The Jakarta Post
Indonesia’s foreign debt grew slower in February as foreign investors reduced holdings of Indonesian assets amid a risk-off environment driven by the COVID-19 pandemic, Bank Indonesia (BI) announced.
The country’s external debt, which includes borrowing by both the government and the public sector, was recorded at US$407.5 billion, growing by 5.4 percent year-on-year (yoy) in February. That represents a slowdown in the annual growth rate from 7.6 percent in January.
Public sector foreign debt grew at a slower rate at 5.1 percent to $203.3 billion, lower than 9.5 percent in January. Around Rp 171 trillion in capital flew out of Indonesian financial assets in the first quarter of this year and into safe assets such as gold and US dollars. Meanwhile, private sector external debt growth remained stable at 5.9 percent yoy in February to $204.2 billion.
“The adverse impact of the COVID-19 outbreak has influenced global sentiment, triggering capital outflow from the domestic government securities (SBN) market and causing a decline in the government’s external debt,” BI wrote in a statement.

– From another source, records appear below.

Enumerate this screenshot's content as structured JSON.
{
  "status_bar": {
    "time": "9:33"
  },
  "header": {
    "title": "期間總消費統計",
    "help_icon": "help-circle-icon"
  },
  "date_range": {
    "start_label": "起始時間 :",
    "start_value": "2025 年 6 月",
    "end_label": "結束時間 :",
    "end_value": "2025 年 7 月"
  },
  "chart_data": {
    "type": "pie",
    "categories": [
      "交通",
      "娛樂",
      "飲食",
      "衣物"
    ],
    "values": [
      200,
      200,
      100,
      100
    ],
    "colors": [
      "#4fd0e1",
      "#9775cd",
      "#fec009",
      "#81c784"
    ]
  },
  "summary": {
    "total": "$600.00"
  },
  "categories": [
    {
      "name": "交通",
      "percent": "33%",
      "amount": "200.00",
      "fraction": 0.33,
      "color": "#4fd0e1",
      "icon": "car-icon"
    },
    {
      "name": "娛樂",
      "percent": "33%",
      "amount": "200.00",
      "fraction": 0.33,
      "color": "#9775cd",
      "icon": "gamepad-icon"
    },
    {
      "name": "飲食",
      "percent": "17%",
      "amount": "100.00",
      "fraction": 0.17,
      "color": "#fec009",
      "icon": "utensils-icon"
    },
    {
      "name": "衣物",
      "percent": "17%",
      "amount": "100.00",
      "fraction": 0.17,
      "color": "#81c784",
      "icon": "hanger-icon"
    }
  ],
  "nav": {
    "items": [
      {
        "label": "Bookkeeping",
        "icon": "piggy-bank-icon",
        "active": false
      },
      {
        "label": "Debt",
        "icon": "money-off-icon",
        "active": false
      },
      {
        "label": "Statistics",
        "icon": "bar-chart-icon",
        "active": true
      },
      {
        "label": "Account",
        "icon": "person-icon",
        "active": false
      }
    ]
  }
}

“The management of government external debt is conducted in a prudent and credible manner to support government spending on priority sectors to promote economic growth and improve public welfare.” Priority sectors include health and social spending, education, construction, finance and insurance, public administration and defense.
Private sector external debt was largely disbursed to four sectors, namely financial services and insurance, electricity, gas and steam procurement, mining as well as manufacturing. The sectors accounted for 77.4 percent of the private-sector external debt.
The central bank deems the overall external debt level healthy as the foreign-debt-to-gross-domestic-product (GDP) ratio was recorded at 35.9 percent, down from the previous month of 36.3 percent. Long-term loans account for 89.2 percent of the current outstanding debt.